Two or so weeks after sending in my forms I get a call. “Mr.Bicyclemark, we’re just going over your form and we wanted to confirm some things, it says here you’re self employed?” Indeed at that point I’d started my own company to make getting freelance jobs and handling the expenses and income a little easier. “Yes” I said, “I’m a freelance journalist, editor, and sometimes web consultant.” “OK very good. I’ll just need to know your yearly income..” She’d cut right to my achilles heel, as a freelancer and part time employee, my income was pretty embarrassing by most adult standards, I was and still am, a specialist of living on a shoestring budget. I fumbled through an answer “Well its hard to say as a freelancer, you know, some months its a good amount, some months it is hardly anything…” The credit card lady tries to help me along, “So about 20K per year?” I had this feeling that if I told her the truth, that is was surely less, that I wouldn’t qualify for their minimum, “Yes,” I answered confidently, “about that much.” What the hell, I figured, as long as I don’t have to prove it, I’ll be fine. “.. and we’ll just need some further information so we can confirm this..” – Shit I thought. Plan foiled. I quickly told a lie about having to go but that I would be in touch. She didn’t even fight me on this, wished me a good day and recommended I get back to her when I had a better idea of my income.

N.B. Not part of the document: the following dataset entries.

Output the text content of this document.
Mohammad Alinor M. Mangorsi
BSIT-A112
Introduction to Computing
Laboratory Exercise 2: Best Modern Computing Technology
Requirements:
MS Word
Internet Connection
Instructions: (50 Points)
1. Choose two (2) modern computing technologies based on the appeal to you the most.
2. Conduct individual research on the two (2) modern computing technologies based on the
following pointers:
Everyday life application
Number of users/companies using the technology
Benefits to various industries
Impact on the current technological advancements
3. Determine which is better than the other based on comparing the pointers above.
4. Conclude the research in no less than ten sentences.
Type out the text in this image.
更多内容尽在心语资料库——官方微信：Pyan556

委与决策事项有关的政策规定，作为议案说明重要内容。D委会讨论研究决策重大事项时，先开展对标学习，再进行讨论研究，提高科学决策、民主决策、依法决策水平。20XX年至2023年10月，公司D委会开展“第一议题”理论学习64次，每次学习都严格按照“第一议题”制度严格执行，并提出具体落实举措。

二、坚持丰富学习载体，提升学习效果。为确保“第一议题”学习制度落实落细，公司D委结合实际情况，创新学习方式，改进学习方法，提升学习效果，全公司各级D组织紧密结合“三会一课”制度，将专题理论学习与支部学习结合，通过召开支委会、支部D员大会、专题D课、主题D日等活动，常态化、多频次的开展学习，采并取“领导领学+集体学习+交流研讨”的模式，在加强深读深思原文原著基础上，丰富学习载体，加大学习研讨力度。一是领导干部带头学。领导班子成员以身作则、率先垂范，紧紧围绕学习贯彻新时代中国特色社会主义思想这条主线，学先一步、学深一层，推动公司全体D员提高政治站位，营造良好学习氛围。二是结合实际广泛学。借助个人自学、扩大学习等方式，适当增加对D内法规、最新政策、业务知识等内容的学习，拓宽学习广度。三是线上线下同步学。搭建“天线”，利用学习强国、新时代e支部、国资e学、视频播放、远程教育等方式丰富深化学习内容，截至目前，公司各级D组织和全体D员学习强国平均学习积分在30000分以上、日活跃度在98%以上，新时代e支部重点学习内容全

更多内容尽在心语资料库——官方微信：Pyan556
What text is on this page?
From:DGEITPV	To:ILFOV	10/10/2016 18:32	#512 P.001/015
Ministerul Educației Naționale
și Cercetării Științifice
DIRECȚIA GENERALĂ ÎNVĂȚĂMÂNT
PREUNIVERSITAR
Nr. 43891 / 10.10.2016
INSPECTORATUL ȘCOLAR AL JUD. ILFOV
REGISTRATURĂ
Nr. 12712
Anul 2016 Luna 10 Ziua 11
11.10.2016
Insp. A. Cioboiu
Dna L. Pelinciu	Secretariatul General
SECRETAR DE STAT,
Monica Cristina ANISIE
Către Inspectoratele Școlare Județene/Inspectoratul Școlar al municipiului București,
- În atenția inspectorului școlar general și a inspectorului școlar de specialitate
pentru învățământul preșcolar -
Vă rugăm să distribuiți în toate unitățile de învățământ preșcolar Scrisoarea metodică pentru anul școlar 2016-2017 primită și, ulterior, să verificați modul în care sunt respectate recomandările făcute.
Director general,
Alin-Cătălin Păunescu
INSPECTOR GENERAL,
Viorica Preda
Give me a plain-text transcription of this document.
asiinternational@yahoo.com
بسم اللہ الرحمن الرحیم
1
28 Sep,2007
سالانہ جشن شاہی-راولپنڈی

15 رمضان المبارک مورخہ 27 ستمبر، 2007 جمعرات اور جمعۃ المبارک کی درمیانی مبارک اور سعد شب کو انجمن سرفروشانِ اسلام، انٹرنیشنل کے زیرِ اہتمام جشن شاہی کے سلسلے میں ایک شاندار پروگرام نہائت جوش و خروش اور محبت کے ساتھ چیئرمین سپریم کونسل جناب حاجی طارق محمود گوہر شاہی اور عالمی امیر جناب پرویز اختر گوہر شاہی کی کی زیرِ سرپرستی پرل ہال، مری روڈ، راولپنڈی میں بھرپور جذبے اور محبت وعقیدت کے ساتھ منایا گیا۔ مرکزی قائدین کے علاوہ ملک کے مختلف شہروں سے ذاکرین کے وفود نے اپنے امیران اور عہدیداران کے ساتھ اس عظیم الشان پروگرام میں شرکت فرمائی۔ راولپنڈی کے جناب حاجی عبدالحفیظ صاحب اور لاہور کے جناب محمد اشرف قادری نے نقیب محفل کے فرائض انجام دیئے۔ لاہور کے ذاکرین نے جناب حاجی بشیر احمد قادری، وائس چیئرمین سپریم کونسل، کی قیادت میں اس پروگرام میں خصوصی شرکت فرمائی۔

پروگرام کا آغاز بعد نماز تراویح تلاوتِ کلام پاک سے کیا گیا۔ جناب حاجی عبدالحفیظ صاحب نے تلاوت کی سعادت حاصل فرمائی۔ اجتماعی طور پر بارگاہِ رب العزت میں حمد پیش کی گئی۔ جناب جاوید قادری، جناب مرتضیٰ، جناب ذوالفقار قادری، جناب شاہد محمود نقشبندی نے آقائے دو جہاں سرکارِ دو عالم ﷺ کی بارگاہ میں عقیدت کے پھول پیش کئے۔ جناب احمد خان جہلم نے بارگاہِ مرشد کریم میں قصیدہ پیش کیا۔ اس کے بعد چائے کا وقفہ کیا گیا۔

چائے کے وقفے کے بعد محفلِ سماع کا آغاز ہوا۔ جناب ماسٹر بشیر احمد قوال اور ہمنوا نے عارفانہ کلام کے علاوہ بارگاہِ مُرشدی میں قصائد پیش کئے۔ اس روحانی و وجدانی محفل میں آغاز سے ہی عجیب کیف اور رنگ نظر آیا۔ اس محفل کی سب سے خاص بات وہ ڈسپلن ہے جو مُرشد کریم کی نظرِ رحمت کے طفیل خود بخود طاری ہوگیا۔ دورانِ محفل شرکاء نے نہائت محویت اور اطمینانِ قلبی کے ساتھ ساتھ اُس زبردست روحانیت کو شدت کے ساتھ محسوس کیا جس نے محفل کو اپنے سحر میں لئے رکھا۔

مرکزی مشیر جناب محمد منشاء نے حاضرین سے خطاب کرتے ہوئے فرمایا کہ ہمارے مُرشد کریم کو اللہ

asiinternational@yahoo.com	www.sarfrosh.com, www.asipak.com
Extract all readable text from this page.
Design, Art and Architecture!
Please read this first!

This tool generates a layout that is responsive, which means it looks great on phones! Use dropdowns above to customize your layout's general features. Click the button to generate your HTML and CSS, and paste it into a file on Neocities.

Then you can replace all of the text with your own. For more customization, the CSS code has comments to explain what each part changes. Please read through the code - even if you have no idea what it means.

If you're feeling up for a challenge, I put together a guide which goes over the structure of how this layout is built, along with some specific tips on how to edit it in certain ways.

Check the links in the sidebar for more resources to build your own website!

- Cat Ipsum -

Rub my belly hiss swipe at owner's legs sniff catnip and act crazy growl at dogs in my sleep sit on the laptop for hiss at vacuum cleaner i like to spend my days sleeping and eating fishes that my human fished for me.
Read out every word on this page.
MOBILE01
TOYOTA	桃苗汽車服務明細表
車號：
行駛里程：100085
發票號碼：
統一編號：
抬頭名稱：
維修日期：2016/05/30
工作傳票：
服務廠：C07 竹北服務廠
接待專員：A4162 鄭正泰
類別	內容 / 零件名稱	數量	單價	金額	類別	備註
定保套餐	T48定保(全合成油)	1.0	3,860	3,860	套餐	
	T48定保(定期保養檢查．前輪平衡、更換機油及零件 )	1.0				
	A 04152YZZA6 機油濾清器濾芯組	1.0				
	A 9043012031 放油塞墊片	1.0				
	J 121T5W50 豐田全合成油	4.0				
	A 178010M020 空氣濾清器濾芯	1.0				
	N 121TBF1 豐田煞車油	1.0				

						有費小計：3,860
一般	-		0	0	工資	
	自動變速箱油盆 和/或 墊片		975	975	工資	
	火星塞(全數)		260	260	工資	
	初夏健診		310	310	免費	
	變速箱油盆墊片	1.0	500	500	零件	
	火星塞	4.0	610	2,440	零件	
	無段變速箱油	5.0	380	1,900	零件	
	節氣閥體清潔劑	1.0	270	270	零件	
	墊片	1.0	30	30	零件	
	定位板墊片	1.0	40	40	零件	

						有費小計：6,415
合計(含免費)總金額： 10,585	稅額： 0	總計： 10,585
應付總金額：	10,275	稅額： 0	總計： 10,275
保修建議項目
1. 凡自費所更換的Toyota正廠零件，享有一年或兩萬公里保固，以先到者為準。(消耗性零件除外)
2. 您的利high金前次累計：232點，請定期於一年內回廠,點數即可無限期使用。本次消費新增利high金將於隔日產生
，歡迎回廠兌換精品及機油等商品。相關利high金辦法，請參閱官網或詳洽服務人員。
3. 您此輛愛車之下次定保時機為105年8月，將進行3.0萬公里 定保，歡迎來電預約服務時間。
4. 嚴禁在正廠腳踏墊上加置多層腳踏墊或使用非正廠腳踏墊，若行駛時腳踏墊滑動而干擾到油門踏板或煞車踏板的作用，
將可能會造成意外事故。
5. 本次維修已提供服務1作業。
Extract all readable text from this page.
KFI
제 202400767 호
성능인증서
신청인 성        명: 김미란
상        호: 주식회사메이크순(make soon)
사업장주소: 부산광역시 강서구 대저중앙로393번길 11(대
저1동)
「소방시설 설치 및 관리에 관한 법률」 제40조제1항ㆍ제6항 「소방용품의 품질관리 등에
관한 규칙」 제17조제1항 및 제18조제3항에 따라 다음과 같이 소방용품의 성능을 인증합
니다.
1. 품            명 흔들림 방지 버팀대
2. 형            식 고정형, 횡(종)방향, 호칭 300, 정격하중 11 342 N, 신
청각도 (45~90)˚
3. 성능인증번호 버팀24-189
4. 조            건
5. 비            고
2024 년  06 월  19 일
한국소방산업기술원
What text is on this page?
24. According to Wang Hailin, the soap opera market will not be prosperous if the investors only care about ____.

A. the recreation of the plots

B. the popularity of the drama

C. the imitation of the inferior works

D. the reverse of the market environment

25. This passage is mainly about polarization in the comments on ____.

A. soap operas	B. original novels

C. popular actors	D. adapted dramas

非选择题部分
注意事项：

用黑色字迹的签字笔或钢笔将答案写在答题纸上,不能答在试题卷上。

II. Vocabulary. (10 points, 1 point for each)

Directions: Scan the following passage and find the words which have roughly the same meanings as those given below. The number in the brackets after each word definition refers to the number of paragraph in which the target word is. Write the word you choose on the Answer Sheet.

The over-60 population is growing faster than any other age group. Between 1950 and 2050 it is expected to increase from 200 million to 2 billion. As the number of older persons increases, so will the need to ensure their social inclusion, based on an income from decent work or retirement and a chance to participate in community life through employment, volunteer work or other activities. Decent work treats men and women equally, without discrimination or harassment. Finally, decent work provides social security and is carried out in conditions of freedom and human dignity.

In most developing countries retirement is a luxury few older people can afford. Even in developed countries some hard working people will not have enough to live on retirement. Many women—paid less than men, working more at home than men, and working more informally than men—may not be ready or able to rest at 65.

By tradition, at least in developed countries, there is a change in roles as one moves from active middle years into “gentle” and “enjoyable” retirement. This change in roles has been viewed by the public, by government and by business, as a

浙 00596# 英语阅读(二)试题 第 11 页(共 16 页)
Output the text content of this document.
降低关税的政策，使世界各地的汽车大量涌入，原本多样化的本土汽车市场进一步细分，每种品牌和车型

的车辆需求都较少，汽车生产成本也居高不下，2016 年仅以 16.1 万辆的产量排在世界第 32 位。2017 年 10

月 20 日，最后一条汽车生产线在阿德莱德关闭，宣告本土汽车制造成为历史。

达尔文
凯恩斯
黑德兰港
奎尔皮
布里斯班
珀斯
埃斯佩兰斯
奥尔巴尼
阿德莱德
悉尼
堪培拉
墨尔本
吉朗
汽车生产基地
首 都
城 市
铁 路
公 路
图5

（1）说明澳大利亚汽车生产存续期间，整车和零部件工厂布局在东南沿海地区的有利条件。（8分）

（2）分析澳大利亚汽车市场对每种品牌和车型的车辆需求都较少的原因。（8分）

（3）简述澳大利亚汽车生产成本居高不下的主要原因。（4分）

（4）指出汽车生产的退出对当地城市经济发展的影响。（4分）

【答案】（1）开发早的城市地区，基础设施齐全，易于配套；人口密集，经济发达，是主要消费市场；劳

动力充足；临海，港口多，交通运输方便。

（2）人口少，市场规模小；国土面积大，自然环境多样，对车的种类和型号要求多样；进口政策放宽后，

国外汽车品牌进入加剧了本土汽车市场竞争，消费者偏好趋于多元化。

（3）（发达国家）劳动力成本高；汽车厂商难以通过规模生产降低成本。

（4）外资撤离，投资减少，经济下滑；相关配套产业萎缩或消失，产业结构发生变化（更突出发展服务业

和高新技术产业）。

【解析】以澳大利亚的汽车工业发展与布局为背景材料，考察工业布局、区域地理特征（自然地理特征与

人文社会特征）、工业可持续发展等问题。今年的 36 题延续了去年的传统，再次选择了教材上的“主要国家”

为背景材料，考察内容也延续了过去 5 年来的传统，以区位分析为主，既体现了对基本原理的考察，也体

It would take me another 2 years to get a credit card, when I sent in another application hoping they wouldn’t remember the first.  I got that call again, only this time I tried harder to lie my way into getting one.  Once again I argued that as a freelancer my income didn’t always fit into one of their boxes, but that I manage a decent living and somehow deserve this credit card.  After alot of convincing, and a much stronger arguement than my first attempt, I got my card which to this day I hardly ever use.

Why the long story? It is amazing the difference between what it took for me to get a credit card in the US compared to getting one in Europe 10 years later. Beyond it being impressive, I wonder if this difference doesn’t reflect on part of why so many problems have arisen with people and credit card debt. Not to mention banks that take advantage of people by inventing surcharges.  Not that Europe is perfect, or that someone can’t eventually get a card who perhaps can’t really afford it, but in my experience, there is a real difference in how less easy it is to fall into this trap.